Fracturas en los bebés

Son pocos los que logran salir de la infancia con todos sus huesos intactos, pero la mayoría de las veces se trata de heridas sufridas después de los dos años de vida, donde los pequeños comienzan a ser más activos.

bones-2 Pero las fracturas también pueden producirse en los bebés, y son más difíciles de detectar ya que por su edad no son capaces de comunicar donde les duele o que tanto. Por ello los padres deben estar atentos a cualquier signo que pueda representar la rotura de un hueso.

Signos de una fractura en bebés:

  • La zona se inflama y toma un color amoratado
  • El bebé se reúsa a utilizar el miembro roto y favorece otras partes de su cuerpo para sus acciones. Todo depende de su edad.
  • Con sólo tocar la zona el bebé llora o se altera
  • Existe rigidez en la zona lastimada
  • Irritabilidad y un llanto que no parece cesar.

Podemos asociar esos síntomas con cualquier caída o evento donde el bebé se haya golpeado, aunque muchas veces los signos aparecen después. Para que el pequeño tenga una fractura no es necesario que el hueso se haya partido, sino que también puede agrietarse presentando pequeñas fisuras.

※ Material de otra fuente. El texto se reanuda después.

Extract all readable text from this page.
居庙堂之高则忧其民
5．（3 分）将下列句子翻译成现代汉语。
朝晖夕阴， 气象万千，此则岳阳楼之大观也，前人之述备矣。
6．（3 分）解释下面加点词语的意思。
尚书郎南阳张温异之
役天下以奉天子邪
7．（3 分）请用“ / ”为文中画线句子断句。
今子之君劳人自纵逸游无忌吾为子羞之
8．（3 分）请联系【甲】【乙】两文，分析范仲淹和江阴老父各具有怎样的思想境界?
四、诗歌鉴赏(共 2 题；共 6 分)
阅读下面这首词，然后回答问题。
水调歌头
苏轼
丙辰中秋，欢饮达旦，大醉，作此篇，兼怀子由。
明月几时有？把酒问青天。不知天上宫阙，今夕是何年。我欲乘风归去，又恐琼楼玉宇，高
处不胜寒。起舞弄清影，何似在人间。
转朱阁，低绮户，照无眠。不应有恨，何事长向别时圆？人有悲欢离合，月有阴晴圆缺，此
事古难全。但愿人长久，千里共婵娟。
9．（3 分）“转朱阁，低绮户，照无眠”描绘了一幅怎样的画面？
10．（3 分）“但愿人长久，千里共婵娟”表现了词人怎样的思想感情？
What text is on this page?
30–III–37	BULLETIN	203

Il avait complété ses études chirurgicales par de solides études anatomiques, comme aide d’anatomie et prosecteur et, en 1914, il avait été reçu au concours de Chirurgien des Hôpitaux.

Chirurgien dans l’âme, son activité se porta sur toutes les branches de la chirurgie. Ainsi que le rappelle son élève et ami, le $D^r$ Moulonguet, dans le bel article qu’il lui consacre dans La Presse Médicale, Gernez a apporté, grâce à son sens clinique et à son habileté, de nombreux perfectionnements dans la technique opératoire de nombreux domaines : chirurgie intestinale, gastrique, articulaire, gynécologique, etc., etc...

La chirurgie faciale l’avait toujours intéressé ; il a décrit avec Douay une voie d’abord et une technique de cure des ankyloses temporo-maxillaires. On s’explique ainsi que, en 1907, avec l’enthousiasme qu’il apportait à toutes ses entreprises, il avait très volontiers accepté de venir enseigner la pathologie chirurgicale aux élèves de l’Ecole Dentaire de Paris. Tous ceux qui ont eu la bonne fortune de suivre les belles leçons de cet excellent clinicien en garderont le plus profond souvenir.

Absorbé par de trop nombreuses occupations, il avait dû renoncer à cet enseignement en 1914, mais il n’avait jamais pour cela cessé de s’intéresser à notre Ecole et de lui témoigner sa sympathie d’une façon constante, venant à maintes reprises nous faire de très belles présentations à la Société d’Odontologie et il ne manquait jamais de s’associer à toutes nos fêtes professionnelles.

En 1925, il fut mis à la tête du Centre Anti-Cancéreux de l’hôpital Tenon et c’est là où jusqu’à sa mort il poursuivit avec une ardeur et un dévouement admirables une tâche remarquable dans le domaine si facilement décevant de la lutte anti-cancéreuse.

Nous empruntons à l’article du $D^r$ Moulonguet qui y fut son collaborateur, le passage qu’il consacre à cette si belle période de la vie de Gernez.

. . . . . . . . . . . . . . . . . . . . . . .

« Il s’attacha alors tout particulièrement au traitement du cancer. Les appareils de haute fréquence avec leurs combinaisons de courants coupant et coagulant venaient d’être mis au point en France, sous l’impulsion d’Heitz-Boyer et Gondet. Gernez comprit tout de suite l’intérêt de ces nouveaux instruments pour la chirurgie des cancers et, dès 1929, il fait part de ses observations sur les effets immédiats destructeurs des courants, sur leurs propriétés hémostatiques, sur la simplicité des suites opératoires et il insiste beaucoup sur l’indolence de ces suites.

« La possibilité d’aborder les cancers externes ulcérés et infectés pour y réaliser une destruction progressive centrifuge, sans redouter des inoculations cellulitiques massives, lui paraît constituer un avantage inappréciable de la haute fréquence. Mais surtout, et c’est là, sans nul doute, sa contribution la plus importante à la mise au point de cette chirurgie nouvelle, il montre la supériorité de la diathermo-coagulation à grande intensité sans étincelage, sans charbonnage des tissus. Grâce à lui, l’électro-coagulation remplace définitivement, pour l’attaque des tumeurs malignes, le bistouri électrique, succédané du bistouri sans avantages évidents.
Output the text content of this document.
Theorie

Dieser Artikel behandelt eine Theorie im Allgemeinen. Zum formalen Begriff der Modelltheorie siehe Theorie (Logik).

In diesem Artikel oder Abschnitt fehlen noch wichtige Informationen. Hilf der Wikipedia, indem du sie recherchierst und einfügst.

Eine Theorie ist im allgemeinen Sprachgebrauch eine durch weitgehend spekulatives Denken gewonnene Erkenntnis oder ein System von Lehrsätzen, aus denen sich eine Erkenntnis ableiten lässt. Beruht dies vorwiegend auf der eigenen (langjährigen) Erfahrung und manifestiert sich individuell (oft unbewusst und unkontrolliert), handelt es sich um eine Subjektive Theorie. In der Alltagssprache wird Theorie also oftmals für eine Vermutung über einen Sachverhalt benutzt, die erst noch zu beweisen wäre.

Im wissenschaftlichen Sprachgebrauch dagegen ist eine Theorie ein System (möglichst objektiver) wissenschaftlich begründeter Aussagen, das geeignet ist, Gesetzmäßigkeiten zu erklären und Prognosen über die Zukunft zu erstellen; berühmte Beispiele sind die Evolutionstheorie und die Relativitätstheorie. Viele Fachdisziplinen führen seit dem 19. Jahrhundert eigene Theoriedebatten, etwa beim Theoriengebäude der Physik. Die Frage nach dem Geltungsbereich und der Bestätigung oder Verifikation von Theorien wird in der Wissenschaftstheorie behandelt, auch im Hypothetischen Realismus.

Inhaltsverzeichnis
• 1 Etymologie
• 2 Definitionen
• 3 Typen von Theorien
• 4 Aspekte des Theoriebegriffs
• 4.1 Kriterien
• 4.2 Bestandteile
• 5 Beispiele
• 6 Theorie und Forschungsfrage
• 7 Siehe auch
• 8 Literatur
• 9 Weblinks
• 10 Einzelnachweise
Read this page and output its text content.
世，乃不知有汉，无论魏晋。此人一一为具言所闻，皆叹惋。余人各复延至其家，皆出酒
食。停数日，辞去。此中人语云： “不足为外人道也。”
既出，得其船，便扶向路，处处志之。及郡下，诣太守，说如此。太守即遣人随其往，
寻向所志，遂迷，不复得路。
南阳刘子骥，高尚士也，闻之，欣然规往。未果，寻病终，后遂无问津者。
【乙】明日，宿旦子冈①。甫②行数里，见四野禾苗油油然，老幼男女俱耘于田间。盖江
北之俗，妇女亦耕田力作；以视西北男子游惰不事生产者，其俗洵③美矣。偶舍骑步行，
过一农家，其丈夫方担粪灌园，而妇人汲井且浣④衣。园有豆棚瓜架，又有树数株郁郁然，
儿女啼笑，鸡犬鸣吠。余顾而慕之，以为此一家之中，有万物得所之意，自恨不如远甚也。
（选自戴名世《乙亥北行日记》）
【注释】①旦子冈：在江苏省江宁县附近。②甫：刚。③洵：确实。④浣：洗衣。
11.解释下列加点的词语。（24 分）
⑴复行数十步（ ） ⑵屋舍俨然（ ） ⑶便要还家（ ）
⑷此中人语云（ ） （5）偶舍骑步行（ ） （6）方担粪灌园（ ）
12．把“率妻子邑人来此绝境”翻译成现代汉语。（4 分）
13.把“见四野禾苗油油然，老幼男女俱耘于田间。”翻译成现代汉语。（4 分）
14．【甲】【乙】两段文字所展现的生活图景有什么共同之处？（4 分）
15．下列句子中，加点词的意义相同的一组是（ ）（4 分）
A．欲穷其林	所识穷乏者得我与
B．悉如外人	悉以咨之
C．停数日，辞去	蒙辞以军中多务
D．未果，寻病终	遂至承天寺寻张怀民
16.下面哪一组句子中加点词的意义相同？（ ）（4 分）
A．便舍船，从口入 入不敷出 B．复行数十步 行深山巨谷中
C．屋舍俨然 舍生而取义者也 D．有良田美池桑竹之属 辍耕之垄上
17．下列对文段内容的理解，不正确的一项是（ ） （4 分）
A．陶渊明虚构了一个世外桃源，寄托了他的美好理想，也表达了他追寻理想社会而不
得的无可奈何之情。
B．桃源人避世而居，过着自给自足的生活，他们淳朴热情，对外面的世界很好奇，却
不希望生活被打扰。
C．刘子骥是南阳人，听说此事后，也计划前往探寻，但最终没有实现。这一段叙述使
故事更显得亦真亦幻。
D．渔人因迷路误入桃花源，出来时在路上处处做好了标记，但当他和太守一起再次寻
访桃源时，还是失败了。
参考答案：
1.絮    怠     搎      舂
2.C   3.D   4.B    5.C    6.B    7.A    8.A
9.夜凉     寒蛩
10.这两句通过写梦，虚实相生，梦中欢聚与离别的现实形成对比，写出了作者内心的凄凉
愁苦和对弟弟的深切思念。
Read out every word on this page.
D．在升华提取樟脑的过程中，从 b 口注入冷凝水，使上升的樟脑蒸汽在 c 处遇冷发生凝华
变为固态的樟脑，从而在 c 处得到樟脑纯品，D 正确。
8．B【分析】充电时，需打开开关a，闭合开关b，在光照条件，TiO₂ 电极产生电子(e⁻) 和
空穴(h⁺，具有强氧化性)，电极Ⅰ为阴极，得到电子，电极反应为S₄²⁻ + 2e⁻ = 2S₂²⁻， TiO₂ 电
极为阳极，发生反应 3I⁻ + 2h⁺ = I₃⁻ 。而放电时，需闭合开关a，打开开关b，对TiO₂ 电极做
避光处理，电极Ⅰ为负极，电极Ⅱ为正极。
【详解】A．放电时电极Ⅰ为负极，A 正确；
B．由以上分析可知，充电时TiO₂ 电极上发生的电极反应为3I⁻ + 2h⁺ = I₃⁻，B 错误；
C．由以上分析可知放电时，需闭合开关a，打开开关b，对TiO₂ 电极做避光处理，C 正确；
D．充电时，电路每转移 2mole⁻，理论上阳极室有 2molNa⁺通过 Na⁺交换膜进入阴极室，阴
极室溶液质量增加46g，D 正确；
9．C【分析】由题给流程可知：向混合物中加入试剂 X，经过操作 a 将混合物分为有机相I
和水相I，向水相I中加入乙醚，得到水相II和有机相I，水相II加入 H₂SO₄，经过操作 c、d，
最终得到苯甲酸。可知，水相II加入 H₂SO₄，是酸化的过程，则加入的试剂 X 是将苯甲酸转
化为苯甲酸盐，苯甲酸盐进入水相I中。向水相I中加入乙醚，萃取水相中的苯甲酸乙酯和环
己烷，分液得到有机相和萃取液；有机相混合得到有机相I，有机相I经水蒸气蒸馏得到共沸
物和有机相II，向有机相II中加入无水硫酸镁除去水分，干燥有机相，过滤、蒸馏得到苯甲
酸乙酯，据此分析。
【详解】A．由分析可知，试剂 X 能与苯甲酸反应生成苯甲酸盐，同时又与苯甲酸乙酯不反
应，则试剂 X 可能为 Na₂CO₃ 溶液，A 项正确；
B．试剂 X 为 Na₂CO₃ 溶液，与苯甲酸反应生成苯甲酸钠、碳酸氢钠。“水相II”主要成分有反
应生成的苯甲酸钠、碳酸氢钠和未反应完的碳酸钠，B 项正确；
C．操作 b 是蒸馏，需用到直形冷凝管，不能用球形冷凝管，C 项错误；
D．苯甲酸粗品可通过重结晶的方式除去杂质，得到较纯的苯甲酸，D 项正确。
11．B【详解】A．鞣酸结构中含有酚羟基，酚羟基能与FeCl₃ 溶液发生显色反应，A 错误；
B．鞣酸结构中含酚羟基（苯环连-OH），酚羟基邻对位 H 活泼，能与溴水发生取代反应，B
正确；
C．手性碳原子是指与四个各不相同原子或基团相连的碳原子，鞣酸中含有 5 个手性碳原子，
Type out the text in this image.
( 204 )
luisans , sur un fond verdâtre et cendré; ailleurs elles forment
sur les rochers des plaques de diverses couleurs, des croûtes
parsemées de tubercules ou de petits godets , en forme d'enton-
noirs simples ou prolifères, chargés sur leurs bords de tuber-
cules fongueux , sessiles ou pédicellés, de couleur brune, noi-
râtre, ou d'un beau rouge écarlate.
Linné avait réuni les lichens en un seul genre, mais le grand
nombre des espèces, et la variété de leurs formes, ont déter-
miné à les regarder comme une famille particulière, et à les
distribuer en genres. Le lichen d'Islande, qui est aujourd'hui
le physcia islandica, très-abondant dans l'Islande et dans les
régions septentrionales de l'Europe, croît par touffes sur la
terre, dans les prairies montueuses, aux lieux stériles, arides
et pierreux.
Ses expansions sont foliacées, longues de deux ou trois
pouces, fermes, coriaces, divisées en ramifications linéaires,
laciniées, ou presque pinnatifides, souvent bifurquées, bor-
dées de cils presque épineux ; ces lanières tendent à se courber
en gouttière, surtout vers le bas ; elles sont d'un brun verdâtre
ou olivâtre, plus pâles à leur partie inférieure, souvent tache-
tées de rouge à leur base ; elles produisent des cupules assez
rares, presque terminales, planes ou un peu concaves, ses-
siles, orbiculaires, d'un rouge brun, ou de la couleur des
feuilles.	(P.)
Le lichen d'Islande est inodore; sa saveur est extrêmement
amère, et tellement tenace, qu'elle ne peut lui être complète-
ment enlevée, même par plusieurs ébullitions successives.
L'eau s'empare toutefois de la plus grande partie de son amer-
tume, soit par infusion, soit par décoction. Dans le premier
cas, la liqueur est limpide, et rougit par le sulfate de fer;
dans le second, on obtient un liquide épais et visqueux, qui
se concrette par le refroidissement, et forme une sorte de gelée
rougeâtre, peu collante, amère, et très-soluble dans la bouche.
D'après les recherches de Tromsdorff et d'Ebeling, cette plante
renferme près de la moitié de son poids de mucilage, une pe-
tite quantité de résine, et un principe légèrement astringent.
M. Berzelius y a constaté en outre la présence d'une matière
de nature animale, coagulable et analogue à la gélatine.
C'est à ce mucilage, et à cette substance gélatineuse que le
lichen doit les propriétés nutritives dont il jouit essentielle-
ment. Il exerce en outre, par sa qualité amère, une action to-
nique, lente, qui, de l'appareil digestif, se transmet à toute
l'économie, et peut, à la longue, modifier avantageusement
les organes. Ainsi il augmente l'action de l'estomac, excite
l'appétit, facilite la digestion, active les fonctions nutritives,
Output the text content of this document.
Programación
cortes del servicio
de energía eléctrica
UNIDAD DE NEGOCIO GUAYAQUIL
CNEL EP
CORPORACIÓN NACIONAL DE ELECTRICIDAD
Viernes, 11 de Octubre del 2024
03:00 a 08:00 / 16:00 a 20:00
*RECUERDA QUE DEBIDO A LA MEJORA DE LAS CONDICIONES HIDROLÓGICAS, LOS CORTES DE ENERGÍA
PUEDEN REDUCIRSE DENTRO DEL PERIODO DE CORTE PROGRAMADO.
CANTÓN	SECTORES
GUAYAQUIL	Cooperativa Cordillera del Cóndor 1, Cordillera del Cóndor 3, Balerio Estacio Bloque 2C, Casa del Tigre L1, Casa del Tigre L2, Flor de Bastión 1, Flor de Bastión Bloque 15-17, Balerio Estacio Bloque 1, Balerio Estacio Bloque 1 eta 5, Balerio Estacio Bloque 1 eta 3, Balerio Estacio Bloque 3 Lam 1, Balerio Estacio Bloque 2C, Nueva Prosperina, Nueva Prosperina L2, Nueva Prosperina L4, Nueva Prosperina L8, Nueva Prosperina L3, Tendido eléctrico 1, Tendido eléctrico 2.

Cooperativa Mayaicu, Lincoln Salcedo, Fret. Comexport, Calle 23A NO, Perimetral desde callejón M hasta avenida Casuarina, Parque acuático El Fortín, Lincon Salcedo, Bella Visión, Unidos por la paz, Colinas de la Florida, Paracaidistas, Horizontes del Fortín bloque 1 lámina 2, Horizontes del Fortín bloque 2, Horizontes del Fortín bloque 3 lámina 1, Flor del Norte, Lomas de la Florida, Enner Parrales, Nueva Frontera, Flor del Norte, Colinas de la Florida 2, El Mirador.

Si sospechamos de alguna fractura o lesión traumática, es importante llevar al pequeño a la sala de urgencias, donde a través de exámenes físicos y radiológicos podrán determinar el diagnostico.

El tratamiento es similar al de las fracturas en niños mayores o adultos, aunque por su naturaleza es más difícil inmovilizar algún miembro del bebé. Los médicos probablemente prescriban algún analgésico o antiinflamatorio en gotas.

Gracias a su edad, los bebés suelen sanar más rápido y sin secuelas, y pronto estarán listos para seguir explorando el mundo.